Diversification should expand Canada’s options and reduce its exposure to any single market. It should not come at the cost of weakening the partnerships and market access on which the existing automotive industry depends.

This is not an argument for excluding all Chinese participation from Canada’s automotive sector. Chinese firms have made significant advances in EV affordability, battery technology and manufacturing, and carefully structured cooperation could create opportunities for Canadian workers, suppliers and consumers.

But any such cooperation must serve a clearly defined Canadian industrial purpose. Before approving individual deals, Ottawa should publish an economic-security framework for Chinese automotive investment and partnerships.

It should define what constitutes meaningful Canadian control; set enforceable requirements for local content, research and development, technology access and integration of Canadian suppliers; establish supply-chain and labour due-diligence obligations; and align connected-vehicle rules with those of the United States.

The framework should also allow Canada to revisit approvals, incentives or market-access arrangements if firms fail to meet their commitments, security risks change, or Beijing again uses economic coercion against Canada.

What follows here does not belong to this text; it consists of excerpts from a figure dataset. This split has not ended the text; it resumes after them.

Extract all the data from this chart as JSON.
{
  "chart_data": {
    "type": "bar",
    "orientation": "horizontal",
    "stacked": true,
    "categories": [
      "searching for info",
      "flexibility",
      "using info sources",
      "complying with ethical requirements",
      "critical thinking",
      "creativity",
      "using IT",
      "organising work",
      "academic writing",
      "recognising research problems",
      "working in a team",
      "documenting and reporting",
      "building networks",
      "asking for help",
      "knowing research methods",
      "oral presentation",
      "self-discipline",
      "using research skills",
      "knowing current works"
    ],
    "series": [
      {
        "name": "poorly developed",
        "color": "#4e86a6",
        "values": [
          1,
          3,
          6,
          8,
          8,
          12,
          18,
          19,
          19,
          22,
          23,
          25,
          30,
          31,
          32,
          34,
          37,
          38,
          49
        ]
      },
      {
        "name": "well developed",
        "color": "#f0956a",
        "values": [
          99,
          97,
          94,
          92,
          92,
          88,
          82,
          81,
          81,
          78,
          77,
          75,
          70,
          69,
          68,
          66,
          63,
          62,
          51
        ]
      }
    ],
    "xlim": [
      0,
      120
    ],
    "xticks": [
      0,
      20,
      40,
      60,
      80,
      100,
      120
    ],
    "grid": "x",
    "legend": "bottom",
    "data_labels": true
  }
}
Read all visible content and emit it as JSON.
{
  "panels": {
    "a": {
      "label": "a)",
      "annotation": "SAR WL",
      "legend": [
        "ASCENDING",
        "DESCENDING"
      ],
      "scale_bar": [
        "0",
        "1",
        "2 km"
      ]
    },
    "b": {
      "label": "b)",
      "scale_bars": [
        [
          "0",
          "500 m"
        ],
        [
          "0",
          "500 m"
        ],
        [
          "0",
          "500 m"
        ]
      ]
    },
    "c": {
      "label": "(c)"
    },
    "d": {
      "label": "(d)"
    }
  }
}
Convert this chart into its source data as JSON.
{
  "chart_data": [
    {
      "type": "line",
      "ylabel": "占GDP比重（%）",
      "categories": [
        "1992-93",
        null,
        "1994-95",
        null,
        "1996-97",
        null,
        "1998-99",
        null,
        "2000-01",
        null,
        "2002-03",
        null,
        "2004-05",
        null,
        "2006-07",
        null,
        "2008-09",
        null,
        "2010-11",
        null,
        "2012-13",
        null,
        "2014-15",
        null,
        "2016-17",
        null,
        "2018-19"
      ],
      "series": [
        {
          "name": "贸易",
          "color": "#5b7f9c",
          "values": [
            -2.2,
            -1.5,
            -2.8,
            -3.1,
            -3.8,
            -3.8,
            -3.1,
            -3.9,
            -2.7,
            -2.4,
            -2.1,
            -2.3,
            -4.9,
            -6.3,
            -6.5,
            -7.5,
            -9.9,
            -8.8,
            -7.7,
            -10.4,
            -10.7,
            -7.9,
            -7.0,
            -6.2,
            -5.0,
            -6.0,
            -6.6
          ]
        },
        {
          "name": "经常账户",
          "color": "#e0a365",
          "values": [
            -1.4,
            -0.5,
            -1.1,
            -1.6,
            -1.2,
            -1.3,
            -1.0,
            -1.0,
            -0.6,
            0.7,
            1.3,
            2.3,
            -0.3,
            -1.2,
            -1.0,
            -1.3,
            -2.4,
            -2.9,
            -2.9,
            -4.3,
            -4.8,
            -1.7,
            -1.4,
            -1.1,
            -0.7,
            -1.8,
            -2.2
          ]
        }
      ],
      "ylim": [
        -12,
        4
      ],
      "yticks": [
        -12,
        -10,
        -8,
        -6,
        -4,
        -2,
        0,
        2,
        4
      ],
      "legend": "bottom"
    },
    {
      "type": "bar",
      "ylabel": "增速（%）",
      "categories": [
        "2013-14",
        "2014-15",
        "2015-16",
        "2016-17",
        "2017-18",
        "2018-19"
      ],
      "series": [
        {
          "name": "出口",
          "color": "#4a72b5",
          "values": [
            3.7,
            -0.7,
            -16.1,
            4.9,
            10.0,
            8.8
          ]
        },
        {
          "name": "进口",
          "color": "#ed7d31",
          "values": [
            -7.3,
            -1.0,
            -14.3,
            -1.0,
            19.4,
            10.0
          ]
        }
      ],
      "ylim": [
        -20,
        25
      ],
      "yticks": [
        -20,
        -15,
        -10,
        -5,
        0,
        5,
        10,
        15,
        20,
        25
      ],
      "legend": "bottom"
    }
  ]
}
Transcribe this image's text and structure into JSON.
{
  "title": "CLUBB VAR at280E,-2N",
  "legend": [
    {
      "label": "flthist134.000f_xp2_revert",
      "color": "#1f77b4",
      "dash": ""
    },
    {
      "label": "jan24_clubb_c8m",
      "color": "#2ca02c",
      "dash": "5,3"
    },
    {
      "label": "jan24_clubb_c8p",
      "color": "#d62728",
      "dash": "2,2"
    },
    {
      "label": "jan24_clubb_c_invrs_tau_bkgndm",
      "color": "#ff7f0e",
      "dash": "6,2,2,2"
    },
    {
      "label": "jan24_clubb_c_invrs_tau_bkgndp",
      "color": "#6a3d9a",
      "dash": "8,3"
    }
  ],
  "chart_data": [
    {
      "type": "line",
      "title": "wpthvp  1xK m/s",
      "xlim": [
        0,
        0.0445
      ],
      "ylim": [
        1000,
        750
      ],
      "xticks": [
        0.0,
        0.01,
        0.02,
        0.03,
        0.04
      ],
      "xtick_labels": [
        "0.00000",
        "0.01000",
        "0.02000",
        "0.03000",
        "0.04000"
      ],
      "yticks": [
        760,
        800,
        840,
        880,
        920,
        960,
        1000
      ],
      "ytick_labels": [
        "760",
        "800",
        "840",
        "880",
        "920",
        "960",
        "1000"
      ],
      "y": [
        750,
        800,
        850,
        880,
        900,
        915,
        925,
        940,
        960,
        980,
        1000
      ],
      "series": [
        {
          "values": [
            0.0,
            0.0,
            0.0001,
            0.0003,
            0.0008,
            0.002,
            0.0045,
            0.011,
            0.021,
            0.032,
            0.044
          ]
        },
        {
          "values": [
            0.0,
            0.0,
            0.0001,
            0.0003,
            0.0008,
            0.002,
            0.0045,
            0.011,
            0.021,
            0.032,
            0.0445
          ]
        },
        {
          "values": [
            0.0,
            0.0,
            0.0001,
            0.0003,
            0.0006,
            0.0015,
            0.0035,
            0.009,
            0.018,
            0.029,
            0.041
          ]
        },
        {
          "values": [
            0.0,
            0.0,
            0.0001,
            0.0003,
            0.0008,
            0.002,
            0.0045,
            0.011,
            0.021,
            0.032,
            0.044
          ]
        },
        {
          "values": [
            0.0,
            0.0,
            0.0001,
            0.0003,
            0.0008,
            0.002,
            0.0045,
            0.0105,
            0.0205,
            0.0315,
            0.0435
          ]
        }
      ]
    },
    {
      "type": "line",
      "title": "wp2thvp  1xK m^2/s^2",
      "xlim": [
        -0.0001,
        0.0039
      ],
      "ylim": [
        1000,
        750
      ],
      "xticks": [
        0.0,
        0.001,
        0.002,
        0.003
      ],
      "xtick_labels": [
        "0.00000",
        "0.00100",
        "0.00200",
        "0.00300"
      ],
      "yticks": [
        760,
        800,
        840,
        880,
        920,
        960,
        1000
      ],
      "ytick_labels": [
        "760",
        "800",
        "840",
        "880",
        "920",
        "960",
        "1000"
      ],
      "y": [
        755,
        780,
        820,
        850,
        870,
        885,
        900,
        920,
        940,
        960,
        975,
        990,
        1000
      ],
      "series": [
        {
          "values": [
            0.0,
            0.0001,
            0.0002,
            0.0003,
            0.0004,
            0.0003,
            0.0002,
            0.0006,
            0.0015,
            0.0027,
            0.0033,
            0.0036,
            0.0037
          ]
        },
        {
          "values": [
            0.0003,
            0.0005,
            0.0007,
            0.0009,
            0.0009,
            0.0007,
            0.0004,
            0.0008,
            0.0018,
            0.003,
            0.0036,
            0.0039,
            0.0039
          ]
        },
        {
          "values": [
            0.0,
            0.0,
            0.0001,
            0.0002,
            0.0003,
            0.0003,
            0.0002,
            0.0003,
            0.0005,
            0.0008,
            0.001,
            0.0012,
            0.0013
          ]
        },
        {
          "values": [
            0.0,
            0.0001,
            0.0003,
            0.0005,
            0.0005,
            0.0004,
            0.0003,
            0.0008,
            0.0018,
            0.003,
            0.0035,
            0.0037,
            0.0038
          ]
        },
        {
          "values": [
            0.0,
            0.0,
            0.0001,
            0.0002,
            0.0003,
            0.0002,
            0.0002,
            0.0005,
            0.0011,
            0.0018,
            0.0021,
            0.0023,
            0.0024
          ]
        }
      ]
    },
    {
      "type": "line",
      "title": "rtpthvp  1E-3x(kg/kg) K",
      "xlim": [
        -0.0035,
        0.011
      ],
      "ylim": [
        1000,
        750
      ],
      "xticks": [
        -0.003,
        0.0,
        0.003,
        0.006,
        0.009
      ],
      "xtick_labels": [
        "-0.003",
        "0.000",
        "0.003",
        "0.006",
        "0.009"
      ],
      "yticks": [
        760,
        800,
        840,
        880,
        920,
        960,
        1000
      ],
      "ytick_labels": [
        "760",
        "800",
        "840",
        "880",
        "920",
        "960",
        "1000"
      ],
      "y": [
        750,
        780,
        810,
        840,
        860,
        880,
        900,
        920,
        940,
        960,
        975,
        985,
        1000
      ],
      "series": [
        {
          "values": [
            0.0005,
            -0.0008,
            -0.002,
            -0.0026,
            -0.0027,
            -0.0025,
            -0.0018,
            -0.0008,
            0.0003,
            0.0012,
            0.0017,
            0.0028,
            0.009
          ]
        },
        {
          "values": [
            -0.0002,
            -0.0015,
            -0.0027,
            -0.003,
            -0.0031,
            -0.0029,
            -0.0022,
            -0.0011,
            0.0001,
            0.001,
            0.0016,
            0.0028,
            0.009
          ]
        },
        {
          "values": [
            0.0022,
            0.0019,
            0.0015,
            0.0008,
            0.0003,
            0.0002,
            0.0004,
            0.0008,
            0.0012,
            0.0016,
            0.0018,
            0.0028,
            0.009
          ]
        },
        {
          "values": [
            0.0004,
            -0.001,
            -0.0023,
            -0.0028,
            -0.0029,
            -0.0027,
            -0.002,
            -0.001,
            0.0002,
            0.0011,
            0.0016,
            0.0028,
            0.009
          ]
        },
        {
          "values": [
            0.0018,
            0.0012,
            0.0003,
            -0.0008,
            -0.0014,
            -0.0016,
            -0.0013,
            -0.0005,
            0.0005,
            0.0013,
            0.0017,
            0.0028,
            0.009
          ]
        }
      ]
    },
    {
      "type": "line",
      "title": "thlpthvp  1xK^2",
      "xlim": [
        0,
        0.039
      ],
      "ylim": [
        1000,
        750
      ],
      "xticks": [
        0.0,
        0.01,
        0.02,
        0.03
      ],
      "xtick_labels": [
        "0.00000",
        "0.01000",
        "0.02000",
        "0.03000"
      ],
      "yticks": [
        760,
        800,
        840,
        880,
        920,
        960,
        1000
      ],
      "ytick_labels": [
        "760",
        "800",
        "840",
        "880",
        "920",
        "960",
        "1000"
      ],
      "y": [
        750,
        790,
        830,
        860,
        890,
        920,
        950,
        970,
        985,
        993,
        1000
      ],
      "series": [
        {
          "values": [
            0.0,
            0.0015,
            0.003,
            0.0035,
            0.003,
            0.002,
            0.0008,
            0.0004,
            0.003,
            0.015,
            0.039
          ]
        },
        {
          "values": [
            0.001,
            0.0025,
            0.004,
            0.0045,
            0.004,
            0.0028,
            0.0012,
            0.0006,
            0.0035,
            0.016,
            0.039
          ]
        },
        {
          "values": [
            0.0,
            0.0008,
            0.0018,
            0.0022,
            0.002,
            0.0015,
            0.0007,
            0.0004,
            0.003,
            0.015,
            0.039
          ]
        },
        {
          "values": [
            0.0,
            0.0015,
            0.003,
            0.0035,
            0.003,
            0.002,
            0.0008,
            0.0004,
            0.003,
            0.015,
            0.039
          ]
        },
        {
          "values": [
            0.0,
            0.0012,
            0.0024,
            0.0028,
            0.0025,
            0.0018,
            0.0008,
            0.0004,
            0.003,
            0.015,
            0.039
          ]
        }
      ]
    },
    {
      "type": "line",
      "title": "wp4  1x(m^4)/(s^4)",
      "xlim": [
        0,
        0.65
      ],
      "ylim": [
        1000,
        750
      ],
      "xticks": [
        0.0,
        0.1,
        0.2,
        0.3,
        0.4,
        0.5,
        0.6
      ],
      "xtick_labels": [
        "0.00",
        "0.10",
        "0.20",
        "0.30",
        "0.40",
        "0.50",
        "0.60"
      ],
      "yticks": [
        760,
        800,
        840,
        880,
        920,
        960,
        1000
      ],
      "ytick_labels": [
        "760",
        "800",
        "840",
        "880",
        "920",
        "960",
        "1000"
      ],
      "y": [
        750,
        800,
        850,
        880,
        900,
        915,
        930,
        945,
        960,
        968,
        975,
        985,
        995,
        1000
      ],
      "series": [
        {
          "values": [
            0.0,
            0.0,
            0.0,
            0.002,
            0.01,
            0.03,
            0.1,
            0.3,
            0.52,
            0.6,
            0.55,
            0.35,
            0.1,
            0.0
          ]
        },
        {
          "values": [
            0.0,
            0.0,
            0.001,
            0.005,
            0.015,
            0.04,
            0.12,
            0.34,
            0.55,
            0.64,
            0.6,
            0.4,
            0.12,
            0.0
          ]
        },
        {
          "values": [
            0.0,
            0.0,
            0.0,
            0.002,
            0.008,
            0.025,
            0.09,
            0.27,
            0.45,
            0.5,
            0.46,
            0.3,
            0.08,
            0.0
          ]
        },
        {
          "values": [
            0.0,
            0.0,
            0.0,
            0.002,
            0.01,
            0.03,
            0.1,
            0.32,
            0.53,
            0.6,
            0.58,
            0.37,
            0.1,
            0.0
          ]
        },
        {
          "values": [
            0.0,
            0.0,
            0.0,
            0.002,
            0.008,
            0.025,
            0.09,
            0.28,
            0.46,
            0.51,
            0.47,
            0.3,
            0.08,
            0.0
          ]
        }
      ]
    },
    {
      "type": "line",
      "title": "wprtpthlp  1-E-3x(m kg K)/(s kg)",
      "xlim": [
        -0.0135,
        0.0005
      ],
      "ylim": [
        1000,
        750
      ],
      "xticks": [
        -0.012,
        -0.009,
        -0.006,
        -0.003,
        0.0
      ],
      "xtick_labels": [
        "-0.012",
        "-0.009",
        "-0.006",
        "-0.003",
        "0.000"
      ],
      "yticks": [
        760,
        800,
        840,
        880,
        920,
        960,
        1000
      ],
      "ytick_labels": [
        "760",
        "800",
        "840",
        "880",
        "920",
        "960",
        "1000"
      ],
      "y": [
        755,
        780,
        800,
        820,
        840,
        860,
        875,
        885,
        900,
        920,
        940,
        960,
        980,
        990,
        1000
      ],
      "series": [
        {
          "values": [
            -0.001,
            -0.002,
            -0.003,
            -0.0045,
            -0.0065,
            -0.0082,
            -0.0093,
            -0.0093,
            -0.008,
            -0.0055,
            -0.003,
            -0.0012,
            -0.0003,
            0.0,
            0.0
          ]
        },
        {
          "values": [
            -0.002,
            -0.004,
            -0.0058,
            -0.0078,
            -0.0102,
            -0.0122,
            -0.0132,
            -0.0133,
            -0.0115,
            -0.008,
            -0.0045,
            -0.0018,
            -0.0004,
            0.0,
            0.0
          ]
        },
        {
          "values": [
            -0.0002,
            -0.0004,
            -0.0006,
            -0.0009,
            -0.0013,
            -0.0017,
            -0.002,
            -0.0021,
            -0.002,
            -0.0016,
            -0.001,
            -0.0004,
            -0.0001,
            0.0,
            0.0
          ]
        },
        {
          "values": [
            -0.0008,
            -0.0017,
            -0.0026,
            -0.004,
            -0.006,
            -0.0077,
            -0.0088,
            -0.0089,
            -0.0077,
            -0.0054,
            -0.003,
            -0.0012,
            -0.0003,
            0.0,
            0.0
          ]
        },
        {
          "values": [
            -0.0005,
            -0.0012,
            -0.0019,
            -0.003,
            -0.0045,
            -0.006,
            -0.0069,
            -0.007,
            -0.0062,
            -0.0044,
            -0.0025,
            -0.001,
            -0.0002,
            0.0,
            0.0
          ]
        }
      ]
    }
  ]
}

Just as important, Ottawa must explain how Chinese participation would fit with Canada’s relationships with the United States, Japan, South Korea and Europe, and with the billions already committed to building a North American and allied battery and critical minerals supply chain.

Joly’s four conditions are a useful starting point. But the decision before Canada is not simply who will assemble the next generation of vehicles. It is whether any new partnerships will strengthen Canadian technological and industrial capacity, preserve access to critical markets and reduce vulnerability or create new dependencies that will be difficult to unwind.

Before any deal is signed, Canadians need to know what Ottawa is trying to build, how a Chinese partnership would advance that objective and what safeguards would protect Canada’s longer-term interests.

Policy Contributing Writer Vina Nadjibulla is Vice President of Research & Strategy at the Asia Pacific Foundation of Canada.